IRA victim's daughter hits out at party colleague's comments
A Brexit Party candidate who lost her mother in the Poppy Day bomb has criticised her running mate's reluctance to condemn IRA violence and for "couching" her comments when she finally broke her silence.
Fermanagh woman Aileen Quinton has spent decades campaigning for victims after her mother Alberta was killed with 11 others in Enniskillen in 1987.
Until now, she has stayed out of a row over her party colleague Claire Fox's past as a leading member of the Revolutionary Communist Party (RCP) and its publication, which defended "the right of the Irish people to take whatever measures necessary in their struggle for freedom" after the IRA's Warrington bombing in 1993.
"It just should never be a problem to condemn terrorism and the stance of a candidate presenting for election to any public office regarding terrorism is always relevant when there has been any doubts raised," Ms Quinton said in a statement posted on social media.
Her comments come after Nigel Farage played down the RCP's defence of the IRA in the wake of the Warrington bomb which killed two young boys. He dismissed the debate as "irrelevant".
Last weekend, the Brexit Party released two different statements in the name of Ms Fox.
The first said she does "not support the IRA or its methods" but that claim was noticeably absent from an amended version.
Also missing from the amended statement was a denial that she ever "knowingly met" or communicated with republican and loyalist groups.
Ms Quinton admitted she "would have been looking for something more emphatic (and) less couched", such as "'I condemn the IRA's violence' as opposed to 'I do not support the IRA'."
"I do not support Everton, but I don't condemn it for playing football," she added.
However, the "bewildered" London MEP candidate insisted she is satisfied with the "direction of travel" in the new party and is more interested in where people are now than where they were in the past.
"But that has to include a present acceptance of the immorality of terrorism," she said.
While Ms Quinton acknowledged her party colleague's association with the "repulsive" publication means she has a case to answer, she claimed Ms Fox did not personally pen the words.
Ms Quinton also claimed "a lot" of calls for Ms Fox to renounce her past are "cynical attempts to damage the Brexit Party" before launching a scathing attack on the Labour Party, including its leader and shadow Chancellor.
"There are many decent people in the Labour Party, but I would be very uncomfortable with being in the same party as Corbyn, who I believe was much more of an IRA supporter than Claire ever was," she wrote.
Not limiting her criticism to Westminster, Ms Q uinton said she would feel "more uncomfortable" in the SDLP, whose leader Colum Eastwood once carried the coffin of Official IRA and INLA man Seamus 'Chang' Coyle.
She also lashed out at the DUP after its Oldpark councillor Dale Pankhurst had his election nomination papers signed by ex-UVF hitman Bobby Spence.
Taking aim at the UUP, Ms Quinton slammed MLA Andy Allen for having "no shame" in saying his second preference vote would go to a member of the PUP in 2017 - a party she branded as a moral "mirror image" of Sinn Fein.
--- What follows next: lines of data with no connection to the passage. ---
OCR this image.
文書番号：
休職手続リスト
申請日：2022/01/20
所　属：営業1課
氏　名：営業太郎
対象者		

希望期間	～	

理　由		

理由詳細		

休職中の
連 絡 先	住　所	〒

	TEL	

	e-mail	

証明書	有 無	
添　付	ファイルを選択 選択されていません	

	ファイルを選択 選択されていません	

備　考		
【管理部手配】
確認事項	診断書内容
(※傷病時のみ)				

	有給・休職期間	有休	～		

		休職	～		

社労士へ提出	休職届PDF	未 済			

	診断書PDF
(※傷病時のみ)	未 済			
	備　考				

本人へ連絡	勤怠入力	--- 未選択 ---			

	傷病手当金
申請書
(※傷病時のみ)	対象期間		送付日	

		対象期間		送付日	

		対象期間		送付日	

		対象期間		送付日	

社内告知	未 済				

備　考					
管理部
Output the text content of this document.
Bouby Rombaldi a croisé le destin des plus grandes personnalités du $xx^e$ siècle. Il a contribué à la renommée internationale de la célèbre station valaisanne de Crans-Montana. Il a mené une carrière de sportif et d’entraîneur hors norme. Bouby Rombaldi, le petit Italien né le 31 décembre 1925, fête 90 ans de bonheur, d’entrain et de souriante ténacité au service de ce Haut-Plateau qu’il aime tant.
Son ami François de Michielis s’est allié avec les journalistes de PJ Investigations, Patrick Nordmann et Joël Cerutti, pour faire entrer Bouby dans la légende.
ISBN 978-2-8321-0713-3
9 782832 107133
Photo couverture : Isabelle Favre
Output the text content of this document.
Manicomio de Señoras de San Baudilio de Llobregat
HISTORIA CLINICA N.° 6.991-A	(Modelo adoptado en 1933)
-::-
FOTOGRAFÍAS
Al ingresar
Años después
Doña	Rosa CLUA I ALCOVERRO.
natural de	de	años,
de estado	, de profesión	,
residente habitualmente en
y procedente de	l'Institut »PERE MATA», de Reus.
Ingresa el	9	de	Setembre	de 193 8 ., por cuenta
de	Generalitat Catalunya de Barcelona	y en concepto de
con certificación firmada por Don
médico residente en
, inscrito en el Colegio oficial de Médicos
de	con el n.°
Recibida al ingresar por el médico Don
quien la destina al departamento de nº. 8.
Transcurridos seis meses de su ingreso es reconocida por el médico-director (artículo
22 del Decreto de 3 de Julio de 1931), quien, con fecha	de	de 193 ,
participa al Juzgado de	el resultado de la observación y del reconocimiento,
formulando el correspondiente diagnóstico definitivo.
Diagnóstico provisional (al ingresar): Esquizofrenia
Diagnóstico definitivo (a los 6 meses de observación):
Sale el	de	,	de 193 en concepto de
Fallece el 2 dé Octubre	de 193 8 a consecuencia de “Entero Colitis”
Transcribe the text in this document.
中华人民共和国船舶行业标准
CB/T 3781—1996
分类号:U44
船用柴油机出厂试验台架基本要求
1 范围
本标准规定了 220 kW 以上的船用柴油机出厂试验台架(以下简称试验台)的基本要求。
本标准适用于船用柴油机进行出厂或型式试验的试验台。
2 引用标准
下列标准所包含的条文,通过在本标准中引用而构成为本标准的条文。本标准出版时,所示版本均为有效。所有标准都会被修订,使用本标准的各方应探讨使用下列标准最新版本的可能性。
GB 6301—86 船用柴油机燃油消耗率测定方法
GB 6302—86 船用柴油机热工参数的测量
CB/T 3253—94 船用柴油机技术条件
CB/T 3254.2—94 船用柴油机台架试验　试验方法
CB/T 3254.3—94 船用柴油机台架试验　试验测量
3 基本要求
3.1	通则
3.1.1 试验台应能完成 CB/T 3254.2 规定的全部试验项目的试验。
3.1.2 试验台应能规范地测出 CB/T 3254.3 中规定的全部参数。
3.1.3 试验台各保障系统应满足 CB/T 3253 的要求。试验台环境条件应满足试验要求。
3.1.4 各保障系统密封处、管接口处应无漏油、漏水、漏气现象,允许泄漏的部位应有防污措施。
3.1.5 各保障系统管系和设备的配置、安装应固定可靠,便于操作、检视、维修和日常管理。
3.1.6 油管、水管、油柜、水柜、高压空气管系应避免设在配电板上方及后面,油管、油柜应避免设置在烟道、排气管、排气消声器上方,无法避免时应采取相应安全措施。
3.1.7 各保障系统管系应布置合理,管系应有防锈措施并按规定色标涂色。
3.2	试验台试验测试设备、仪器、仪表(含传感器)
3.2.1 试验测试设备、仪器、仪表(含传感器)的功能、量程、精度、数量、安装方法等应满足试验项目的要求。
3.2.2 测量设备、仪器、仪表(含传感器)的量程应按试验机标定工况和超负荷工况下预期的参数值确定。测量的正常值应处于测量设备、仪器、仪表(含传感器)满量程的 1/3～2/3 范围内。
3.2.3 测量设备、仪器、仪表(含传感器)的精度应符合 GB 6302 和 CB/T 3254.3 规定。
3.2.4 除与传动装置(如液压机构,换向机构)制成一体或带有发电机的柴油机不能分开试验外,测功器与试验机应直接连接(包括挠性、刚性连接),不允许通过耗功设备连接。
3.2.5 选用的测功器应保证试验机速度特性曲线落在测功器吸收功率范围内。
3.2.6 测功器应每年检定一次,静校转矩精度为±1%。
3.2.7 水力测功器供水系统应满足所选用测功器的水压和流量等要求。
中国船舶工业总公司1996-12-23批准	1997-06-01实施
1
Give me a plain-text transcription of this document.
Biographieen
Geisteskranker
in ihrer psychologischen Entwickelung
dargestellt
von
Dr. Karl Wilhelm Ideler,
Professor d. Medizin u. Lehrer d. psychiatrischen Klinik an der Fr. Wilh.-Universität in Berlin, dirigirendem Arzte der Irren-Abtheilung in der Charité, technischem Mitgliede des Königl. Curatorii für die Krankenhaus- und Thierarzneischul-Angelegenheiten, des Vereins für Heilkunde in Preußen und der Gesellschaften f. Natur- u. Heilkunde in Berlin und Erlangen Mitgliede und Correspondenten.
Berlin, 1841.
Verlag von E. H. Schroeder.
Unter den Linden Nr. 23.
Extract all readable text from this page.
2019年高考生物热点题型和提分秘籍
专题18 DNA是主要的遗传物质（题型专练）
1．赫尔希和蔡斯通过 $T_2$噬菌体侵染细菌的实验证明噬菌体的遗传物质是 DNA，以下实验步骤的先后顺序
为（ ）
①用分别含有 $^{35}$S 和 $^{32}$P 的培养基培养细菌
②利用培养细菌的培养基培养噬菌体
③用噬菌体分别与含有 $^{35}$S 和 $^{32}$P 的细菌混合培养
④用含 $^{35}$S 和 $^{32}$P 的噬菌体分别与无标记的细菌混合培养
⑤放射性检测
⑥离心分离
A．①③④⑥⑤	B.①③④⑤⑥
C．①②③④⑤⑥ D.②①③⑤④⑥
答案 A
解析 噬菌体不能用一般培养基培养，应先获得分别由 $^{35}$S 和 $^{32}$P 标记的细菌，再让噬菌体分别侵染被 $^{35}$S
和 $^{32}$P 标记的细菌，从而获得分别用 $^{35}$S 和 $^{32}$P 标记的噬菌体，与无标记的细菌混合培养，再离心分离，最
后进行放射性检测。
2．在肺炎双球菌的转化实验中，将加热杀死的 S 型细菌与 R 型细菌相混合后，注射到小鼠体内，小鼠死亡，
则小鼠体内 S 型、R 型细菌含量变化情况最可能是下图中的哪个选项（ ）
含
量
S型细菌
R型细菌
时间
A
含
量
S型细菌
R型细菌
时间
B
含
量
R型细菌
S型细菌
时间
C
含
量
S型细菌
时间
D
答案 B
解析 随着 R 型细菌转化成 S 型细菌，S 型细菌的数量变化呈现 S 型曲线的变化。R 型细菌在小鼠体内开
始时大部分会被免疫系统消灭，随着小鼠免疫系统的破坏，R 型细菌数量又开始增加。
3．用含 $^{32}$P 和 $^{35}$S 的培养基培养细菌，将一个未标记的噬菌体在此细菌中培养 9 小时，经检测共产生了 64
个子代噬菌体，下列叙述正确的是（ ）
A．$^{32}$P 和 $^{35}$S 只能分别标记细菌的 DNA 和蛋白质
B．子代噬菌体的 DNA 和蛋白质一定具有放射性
She also criticised all politicians who signed a Book of Condolence for "my mother's unrepentant murderer".
"How many of those calling for Claire's head, for something that someone else wrote about terrorism, were as strong in demanding that Martin McGuinness denounce actually being a terrorist or even for him to stop justifying it?" she asked.
She added: "I consider the matter closed and I am committed to working to get as many of our candidate list elected as possible."